Easy Bacon & Cheddar-Stuffed Cherry Tomatoes

EASY BACON CHEDDAR-STUFFED CHERRY TOMATOES

Image: Betty Crocker

12 cherry tomatoes, cut in half crosswise & de-seeded
1/2 Cup grated Cheddar cheese
1/2 Cup soft cream cheese (e.g. Mascarpone, Ricotta)
bacon, cooked and crumbled – either mix into the cheese or sprinkle it atop each tomato half
1 tablespoon chopped fresh chives

Take a small spoon and scoop out the tomato halves to remove juice and seeds.
Blend the grated Cheddar and the soft cream cheese together until it’s fluffy; adjust amounts to get a good consistency for piping (if your cheeses are cold they will pipe at a different consistency than if they are room temperature).
Pipe* cheese spread on top of each tomato half. Sprinkle each with chives. Arrange on serving platter.

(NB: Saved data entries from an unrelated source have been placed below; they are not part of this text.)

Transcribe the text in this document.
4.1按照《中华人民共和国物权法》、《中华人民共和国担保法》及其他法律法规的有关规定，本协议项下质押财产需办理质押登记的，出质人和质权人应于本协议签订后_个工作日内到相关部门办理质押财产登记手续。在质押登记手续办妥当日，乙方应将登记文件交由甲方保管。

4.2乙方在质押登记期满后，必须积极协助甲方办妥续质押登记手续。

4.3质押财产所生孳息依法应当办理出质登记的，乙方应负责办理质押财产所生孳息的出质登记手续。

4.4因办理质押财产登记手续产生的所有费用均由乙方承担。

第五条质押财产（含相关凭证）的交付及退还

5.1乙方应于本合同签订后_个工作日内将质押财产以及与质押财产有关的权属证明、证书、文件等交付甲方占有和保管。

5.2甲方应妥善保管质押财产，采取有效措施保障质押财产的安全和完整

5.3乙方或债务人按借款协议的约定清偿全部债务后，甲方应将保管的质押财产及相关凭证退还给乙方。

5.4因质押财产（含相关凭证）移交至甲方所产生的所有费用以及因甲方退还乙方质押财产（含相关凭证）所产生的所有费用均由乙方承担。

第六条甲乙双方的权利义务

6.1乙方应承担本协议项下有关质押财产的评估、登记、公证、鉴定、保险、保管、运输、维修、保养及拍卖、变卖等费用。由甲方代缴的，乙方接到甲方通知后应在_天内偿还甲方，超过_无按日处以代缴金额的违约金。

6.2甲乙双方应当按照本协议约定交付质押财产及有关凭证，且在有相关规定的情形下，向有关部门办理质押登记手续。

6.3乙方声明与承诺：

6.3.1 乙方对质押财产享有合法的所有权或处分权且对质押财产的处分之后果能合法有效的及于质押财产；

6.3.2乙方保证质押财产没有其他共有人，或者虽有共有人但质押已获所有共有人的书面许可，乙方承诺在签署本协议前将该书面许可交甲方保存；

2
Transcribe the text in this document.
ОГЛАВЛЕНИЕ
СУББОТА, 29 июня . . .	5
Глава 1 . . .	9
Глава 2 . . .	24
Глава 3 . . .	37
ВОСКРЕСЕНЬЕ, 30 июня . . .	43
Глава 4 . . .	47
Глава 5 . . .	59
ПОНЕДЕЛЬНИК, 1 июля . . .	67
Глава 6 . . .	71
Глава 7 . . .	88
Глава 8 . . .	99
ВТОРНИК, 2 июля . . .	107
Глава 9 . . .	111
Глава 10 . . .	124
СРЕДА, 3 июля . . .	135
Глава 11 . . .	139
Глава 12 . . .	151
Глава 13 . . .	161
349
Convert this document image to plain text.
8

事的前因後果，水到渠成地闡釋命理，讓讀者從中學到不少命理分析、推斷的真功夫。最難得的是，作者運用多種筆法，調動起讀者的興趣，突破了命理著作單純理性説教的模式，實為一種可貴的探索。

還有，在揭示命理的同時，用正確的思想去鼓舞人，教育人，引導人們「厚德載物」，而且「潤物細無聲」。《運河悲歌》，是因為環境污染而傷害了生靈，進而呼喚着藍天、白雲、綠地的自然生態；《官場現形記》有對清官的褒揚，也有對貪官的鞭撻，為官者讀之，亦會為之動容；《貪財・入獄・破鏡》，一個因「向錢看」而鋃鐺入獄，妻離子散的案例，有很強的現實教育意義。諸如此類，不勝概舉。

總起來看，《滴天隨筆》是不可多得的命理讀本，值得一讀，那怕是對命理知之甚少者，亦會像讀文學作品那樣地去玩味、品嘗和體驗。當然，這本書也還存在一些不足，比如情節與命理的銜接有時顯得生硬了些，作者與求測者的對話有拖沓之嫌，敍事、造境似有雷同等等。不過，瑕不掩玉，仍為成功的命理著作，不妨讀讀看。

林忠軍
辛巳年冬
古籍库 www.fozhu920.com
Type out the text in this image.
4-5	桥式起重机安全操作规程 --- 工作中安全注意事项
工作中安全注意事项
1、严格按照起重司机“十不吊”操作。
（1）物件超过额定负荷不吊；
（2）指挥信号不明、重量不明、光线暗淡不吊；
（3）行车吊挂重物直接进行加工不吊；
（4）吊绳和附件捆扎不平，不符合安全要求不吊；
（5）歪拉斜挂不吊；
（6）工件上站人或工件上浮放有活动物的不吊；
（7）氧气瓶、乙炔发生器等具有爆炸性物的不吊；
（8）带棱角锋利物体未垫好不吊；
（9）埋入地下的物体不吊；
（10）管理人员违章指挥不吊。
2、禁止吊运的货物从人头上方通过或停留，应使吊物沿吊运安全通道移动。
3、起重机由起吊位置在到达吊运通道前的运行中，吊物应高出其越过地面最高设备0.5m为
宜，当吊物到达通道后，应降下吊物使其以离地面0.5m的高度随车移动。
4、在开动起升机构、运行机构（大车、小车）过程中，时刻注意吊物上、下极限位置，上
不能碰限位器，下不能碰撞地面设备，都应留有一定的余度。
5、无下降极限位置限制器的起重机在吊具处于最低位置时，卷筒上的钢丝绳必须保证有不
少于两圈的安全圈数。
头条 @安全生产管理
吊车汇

*To pipe the cheese, use either a piping tool that you have, or the following if you don’t have anything fancy:  Fill the cheese into a zip-lock or sandwich plastic bag, and squeeze it down into one corner; nip the corner off just a small bit with scissors; fill it into the cherry tomato halves; if you want it a bit more decorative, run the tines of a fork in a pattern across the cheese.